Bald werden Löhne und Renten fällig

Die EZB hat die griechischen Banken unterdessen angewiesen, dem griechischen Staat keine Kredite mehr zu geben. Das gelte auch für kurzfristige Geldmarktpapiere, den T-Bills. Griechenlands internationale Geldgeber haben eine Obergrenze von 15 Milliarden Euro für T-Bills gesetzt. Dieses Volumen ist ausgeschöpft. Die griechische Regierung dringt seit Amtsantritt auf eine Anhebung des Limits, stößt mit dieser Forderung jedoch auf Granit.

Die Regierung in Athen muss Ende März Löhne und Renten im Wert von 1,7 Milliarden Euro bezahlen, wenige Tage später ist die erwähnte Zahlung an den Internationalen Währungsfonds fällig. Um der Finanznöte Herr zu werden, möchte man nun 1,2 Milliarden Euro aus dem griechischen Bankenrettungsfonds HFSF abzweigen. Die Summe ist Teil von insgesamt 10,9 Milliarden Euro, die der Euro-Rettungsfonds EFSF dem HFSF im vergangenen Jahr vorsorglich wegen des EZB-Bankenstresstests zur Verfügung gestellt hatte. Die Länder der Euro-Zone weisen die Forderung zurück.

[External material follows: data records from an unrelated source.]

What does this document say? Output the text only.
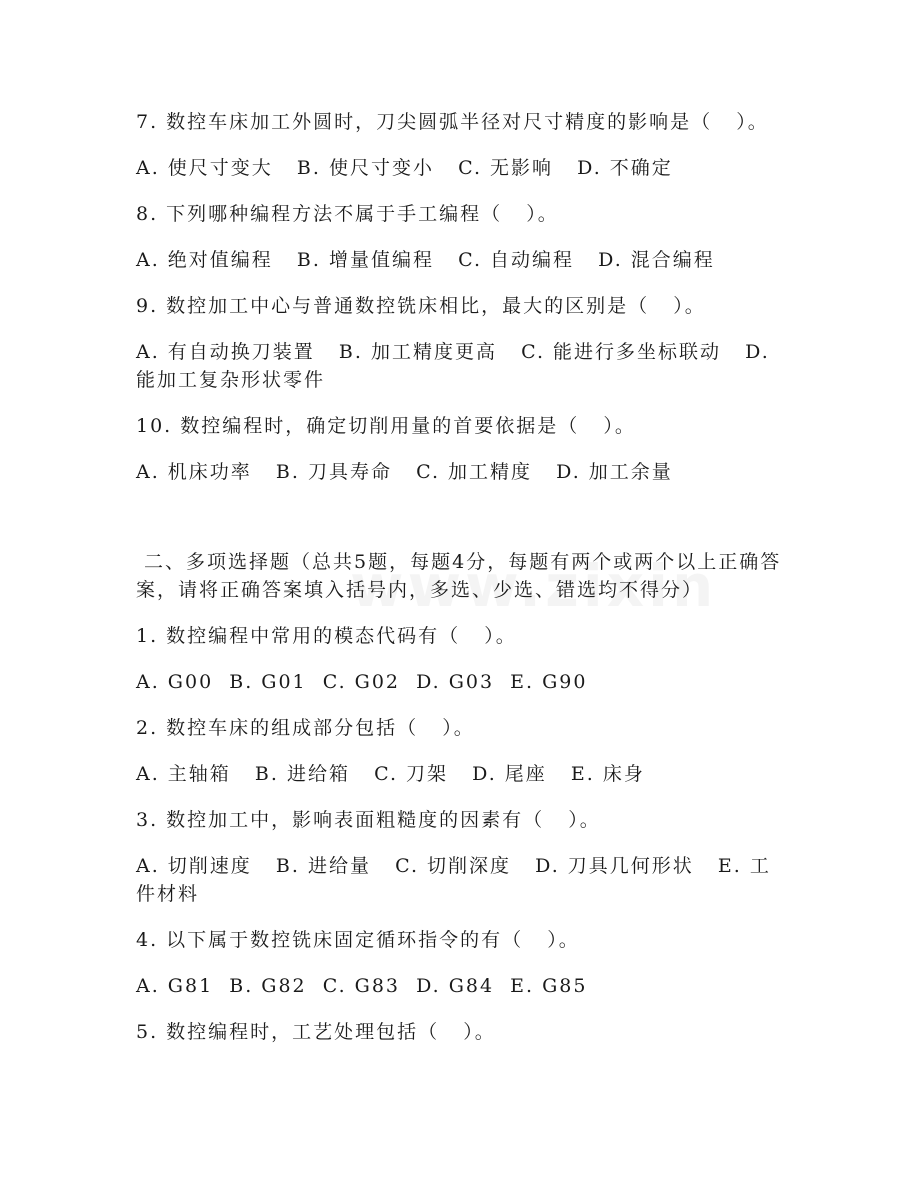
7. 数控车床加工外圆时，刀尖圆弧半径对尺寸精度的影响是（   ）。

A. 使尺寸变大   B. 使尺寸变小   C. 无影响   D. 不确定

8. 下列哪种编程方法不属于手工编程（   ）。

A. 绝对值编程   B. 增量值编程   C. 自动编程   D. 混合编程

9. 数控加工中心与普通数控铣床相比，最大的区别是（   ）。

A. 有自动换刀装置   B. 加工精度更高   C. 能进行多坐标联动   D. 能加工复杂形状零件

10. 数控编程时，确定切削用量的首要依据是（   ）。

A. 机床功率   B. 刀具寿命   C. 加工精度   D. 加工余量

二、多项选择题（总共5题，每题4分，每题有两个或两个以上正确答案，请将正确答案填入括号内，多选、少选、错选均不得分）

1. 数控编程中常用的模态代码有（   ）。

A. G00  B. G01  C. G02  D. G03  E. G90

2. 数控车床的组成部分包括（   ）。

A. 主轴箱   B. 进给箱   C. 刀架   D. 尾座   E. 床身

3. 数控加工中，影响表面粗糙度的因素有（   ）。

A. 切削速度   B. 进给量   C. 切削深度   D. 刀具几何形状   E. 工件材料

4. 以下属于数控铣床固定循环指令的有（   ）。

A. G81  B. G82  C. G83  D. G84  E. G85

5. 数控编程时，工艺处理包括（   ）。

Die griechische Staatsschuldenquote liegt bei 170 Prozent des Bruttoinlandsprodukts. Doch steigt die Wirtschaftsleistung in den kommenden Jahren wieder deutlich an, wie es der IWF vor dem Regierungswechsel in Athen prognostiziert hatte, würde die Quote schnell sinken. Schon 2020 könnte sie wieder unter der Italiens liegen. In diesem Fall hätte sich die vermeintliche Insolvenz Griechenlands als vorübergehende illiquide Phase entpuppt.